2019-08-23 17:35:06

by zhangsha (A)

[permalink] [raw]
Subject: [PATCH v2] bonding: force enable lacp port after link state recovery for 802.3ad

From: Sha Zhang <[email protected]>

After the commit 334031219a84 ("bonding/802.3ad: fix slave link
initialization transition states") merged,
the slave's link status will be changed to BOND_LINK_FAIL
from BOND_LINK_DOWN in the following scenario:
- Driver reports loss of carrier and
bonding driver receives NETDEV_DOWN notifier
- slave's duplex and speed is zerod and
its port->is_enabled is cleard to 'false';
- Driver reports link recovery and
bonding driver receives NETDEV_UP notifier;
- If speed/duplex getting failed here, the link status
will be changed to BOND_LINK_FAIL;
- The MII monotor later recover the slave's speed/duplex
and set link status to BOND_LINK_UP, but remains
the 'port->is_enabled' to 'false'.

In this scenario, the lacp port will not be enabled even its speed
and duplex are valid. The bond will not send LACPDU's, and its
state is 'AD_STATE_DEFAULTED' forever. The simplest fix I think
is to call bond_3ad_handle_link_change() in bond_miimon_commit,
this function can enable lacp after port slave speed check.
As enabled, the lacp port can run its state machine normally
after link recovery.

Signed-off-by: Sha Zhang <[email protected]>
---
drivers/net/bonding/bond_main.c | 2 +-
1 file changed, 1 insertion(+), 1 deletion(-)

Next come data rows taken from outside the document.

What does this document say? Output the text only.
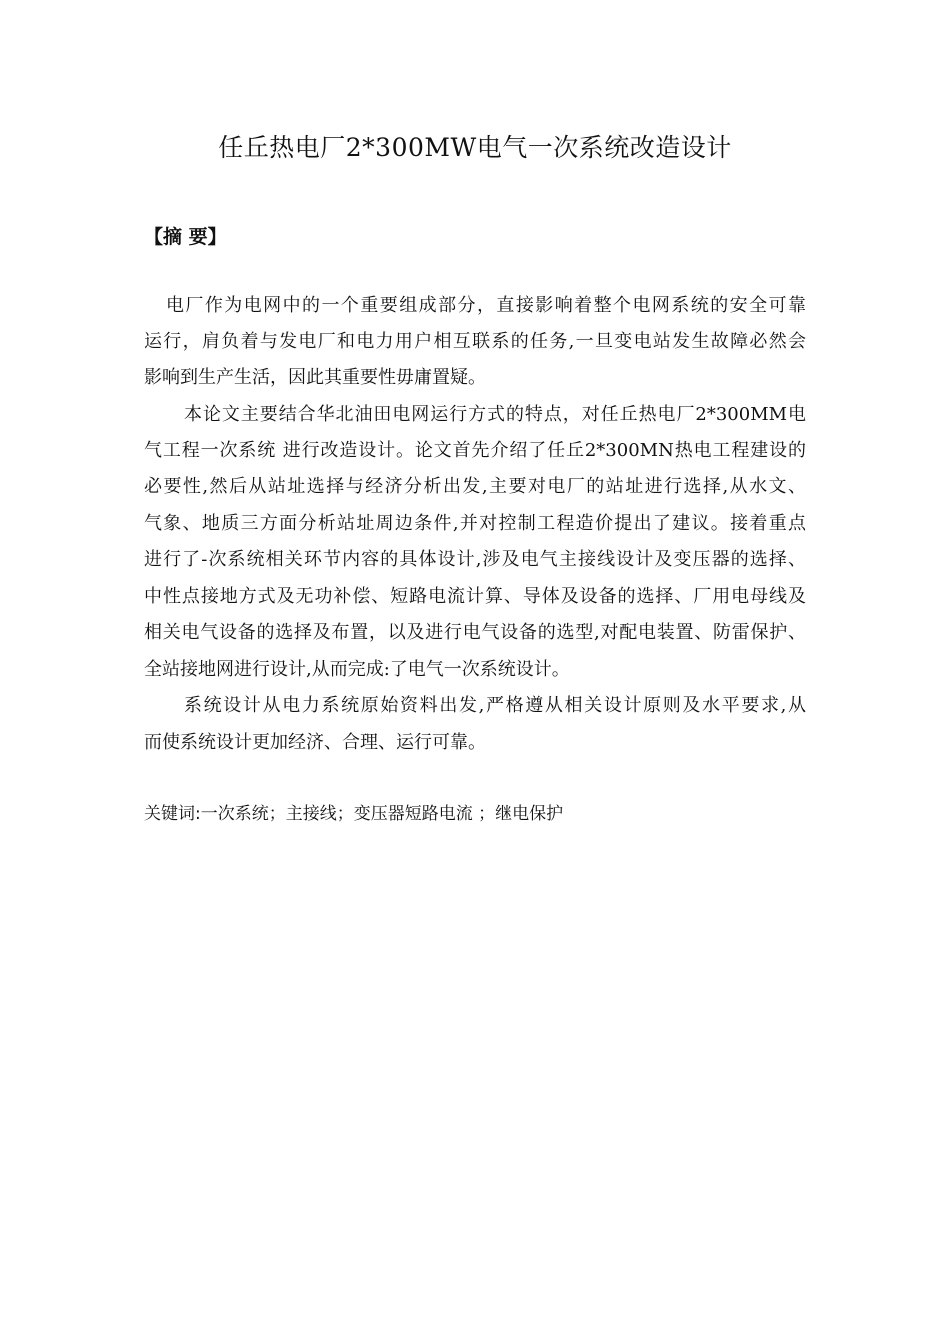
任丘热电厂2*300MW电气一次系统改造设计
【摘 要】
电厂作为电网中的一个重要组成部分，直接影响着整个电网系统的安全可靠
运行，肩负着与发电厂和电力用户相互联系的任务,一旦变电站发生故障必然会
影响到生产生活，因此其重要性毋庸置疑。
本论文主要结合华北油田电网运行方式的特点，对任丘热电厂2*300MM电
气工程一次系统 进行改造设计。论文首先介绍了任丘2*300MN热电工程建设的
必要性,然后从站址选择与经济分析出发,主要对电厂的站址进行选择,从水文、
气象、地质三方面分析站址周边条件,并对控制工程造价提出了建议。接着重点
进行了-次系统相关环节内容的具体设计,涉及电气主接线设计及变压器的选择、
中性点接地方式及无功补偿、短路电流计算、导体及设备的选择、厂用电母线及
相关电气设备的选择及布置，以及进行电气设备的选型,对配电装置、防雷保护、
全站接地网进行设计,从而完成:了电气一次系统设计。
系统设计从电力系统原始资料出发,严格遵从相关设计原则及水平要求,从
而使系统设计更加经济、合理、运行可靠。
关键词:一次系统；主接线；变压器短路电流 ；继电保护
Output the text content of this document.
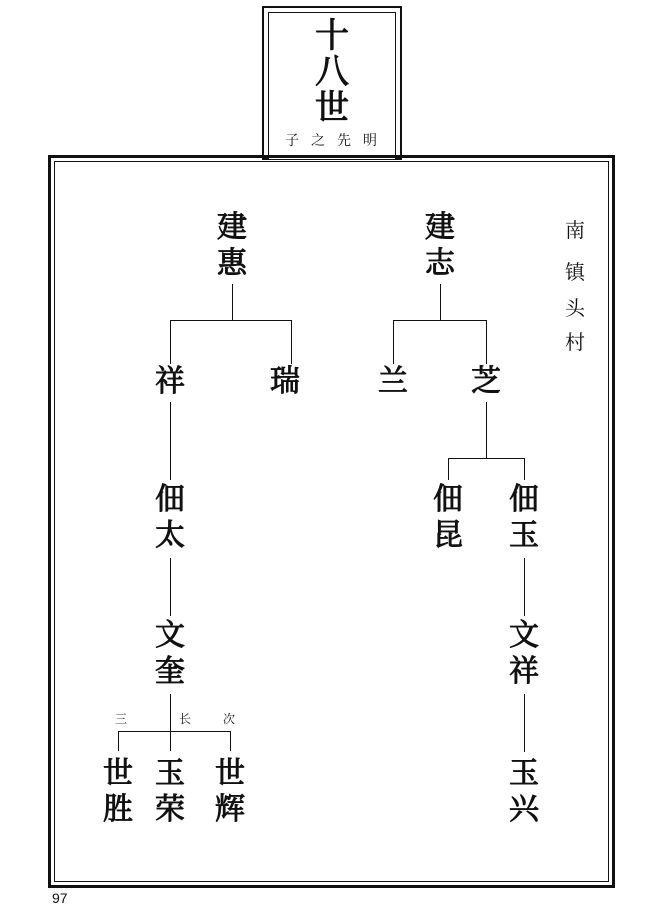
十
八
世
子之先明
南
镇
头
村
建
惠
祥	瑞
佃
太
文
奎
三	长	次
世
胜
玉
荣
世
辉
建
志
兰 芝
佃
昆
佃
玉
文
祥
玉
兴
97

diff --git a/drivers/net/bonding/bond_main.c b/drivers/net/bonding/bond_main.c
index 931d9d9..ef4ec99 100644
--- a/drivers/net/bonding/bond_main.c
+++ b/drivers/net/bonding/bond_main.c
@@ -2206,7 +2206,7 @@ static void bond_miimon_commit(struct bonding *bond)
*/
if (BOND_MODE(bond) == BOND_MODE_8023AD &&
slave->link == BOND_LINK_UP)
- bond_3ad_adapter_speed_duplex_changed(slave);
+ bond_3ad_handle_link_change(slave, BOND_LINK_UP);
continue;

case BOND_LINK_UP:
--
1.8.3.1


2019-08-27 22:06:31

by David Miller

[permalink] [raw]
Subject: Re: [PATCH v2] bonding: force enable lacp port after link state recovery for 802.3ad

From: <[email protected]>
Date: Fri, 23 Aug 2019 11:42:09 +0800

> - If speed/duplex getting failed here, the link status
> will be changed to BOND_LINK_FAIL;

How does it fail at this step? I suspect this is a driver specific
problem.

2019-08-28 20:30:42

by David Miller

[permalink] [raw]
Subject: Re: [PATCH v2] bonding: force enable lacp port after link state recovery for 802.3ad


You've had enough time to respon to my feedback question.

I'm tossing this patch.

2019-08-29 11:35:46

by zhangsha (A)

[permalink] [raw]
Subject: RE: [PATCH v2] bonding: force enable lacp port after link state recovery for 802.3ad



> -----Original Message-----
> From: David Miller [mailto:[email protected]]
> Sent: 2019??8??28?? 6:05
> To: zhangsha (A) <[email protected]>
> Cc: [email protected]; [email protected]; [email protected];
> [email protected]; [email protected]; yuehaibing
> <[email protected]>; hunongda <[email protected]>;
> Chenzhendong (alex) <[email protected]>
> Subject: Re: [PATCH v2] bonding: force enable lacp port after link state
> recovery for 802.3ad
>
> From: <[email protected]>
> Date: Fri, 23 Aug 2019 11:42:09 +0800
>
> > - If speed/duplex getting failed here, the link status
> > will be changed to BOND_LINK_FAIL;
>
> How does it fail at this step? I suspect this is a driver specific problem.

Hi, David,
I'm really sorry for the delayed email and appreciated for your feedback.

I was testing in kernel 4.19 with a Huawei hinic card when the problem occurred.
I checked the dmesg and got the logs in the following order:
1) link status definitely down for interface eth6, disabling it
2) link status up again after 0 ms for interface eth6
3) the paterner's system mac becomes to "00:00:00:00:00:00".
By reading the codes, I think that the link status of the slave should be changed
to BOND_LINK_FAIL from BOND_LINK_DOWN.

As this problem has only occurred once only, I am not very sure about whether this is a
driver specific problem or not at the moment. But I find the commit 4d2c0cda,
its log says " Some NIC drivers don't have correct speed/duplex settings at the
time they send NETDEV_UP notification ...", so I prefer to believe it's not.

To my problem I think it is not enough that link-monitoring (miimon) only set
SPEED/DUPLEX right, the lacp port should be enabled too at the same time.